As of now, Korea's robot industry is 2.5 years behind other developed nations in terms of technology. Therefore, the Ministry of Knowledge and Economy has ambitiously announced the service robot industry promotional plan which consists of 10 tasks to support overseas market entry, upgrade robot technologies and discover sectors with a great growth potential. The Ministry of Knowledge and Economy will pour KRW 30 billion in 2011 and handpick 10 key areas to speed up overseas market entry by Korean robot makers. The promotional plan also contains market-specific export strategies to boost robot exports, for instance, surveillance robots will be mainly developed and exported to the Middle East, robot maids for the elderly to the US and the EU, and cleaning robots to China and Southeast Asian nations.

Skate robot

Meanwhile, to lead global standardization efforts, development of standards for the robot convergence sector will be carried through. In addition, to raising technological competitiveness, the Best 8 Project (under which promising robot products are picked to spur up the development of convergence technologies) will be implemented. Additionally, the six highest value-added strategic parts will be chosen to focus government support on locally producing them at an earlier date. Furthermore,  the Korean robot industry's competitiveness will be ramped up by pushing for joint R&D projects with advanced research institutions in the US, Japan and Germany. To solidify the foundation of the robot sector's growth, systemic efforts to nurture robot experts will be made: so-called robot-meister high schools will be designated and more robot R&D centers will be built at universities.
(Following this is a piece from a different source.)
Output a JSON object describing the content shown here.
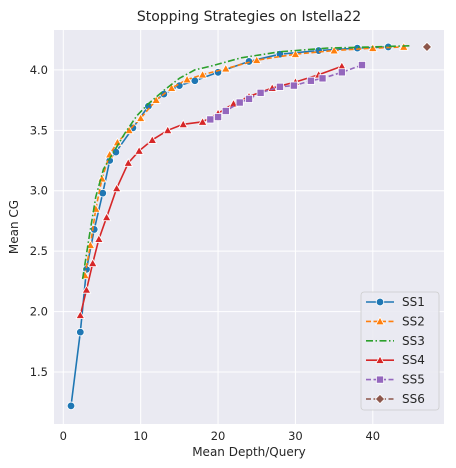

What's more, to spread knowledge on the use of robots, robot experience centers will be run on a continuing basis and best robot contests will be held. The reason why the Korean government is aggressively pressing ahead with the promotion of the service robot industry is because the global robot market, which has thus far revolved around robots designed for manufacturing, is gradually transitioning into a service robot-led one, realizing the urgency to thrash out a government-level robot promotional strategy.

At the moment, the global robot market amounts to US $9.4 billion, of which the service robot market takes up a third. Though the share of service robots is lower than that of robots used for manufacturing purposes, the service robot market is growing 38 percent annually. The service robot market is expected to reach US$ 85.5 billion in 2018, dwarfing the market for robots designed for manufacturing.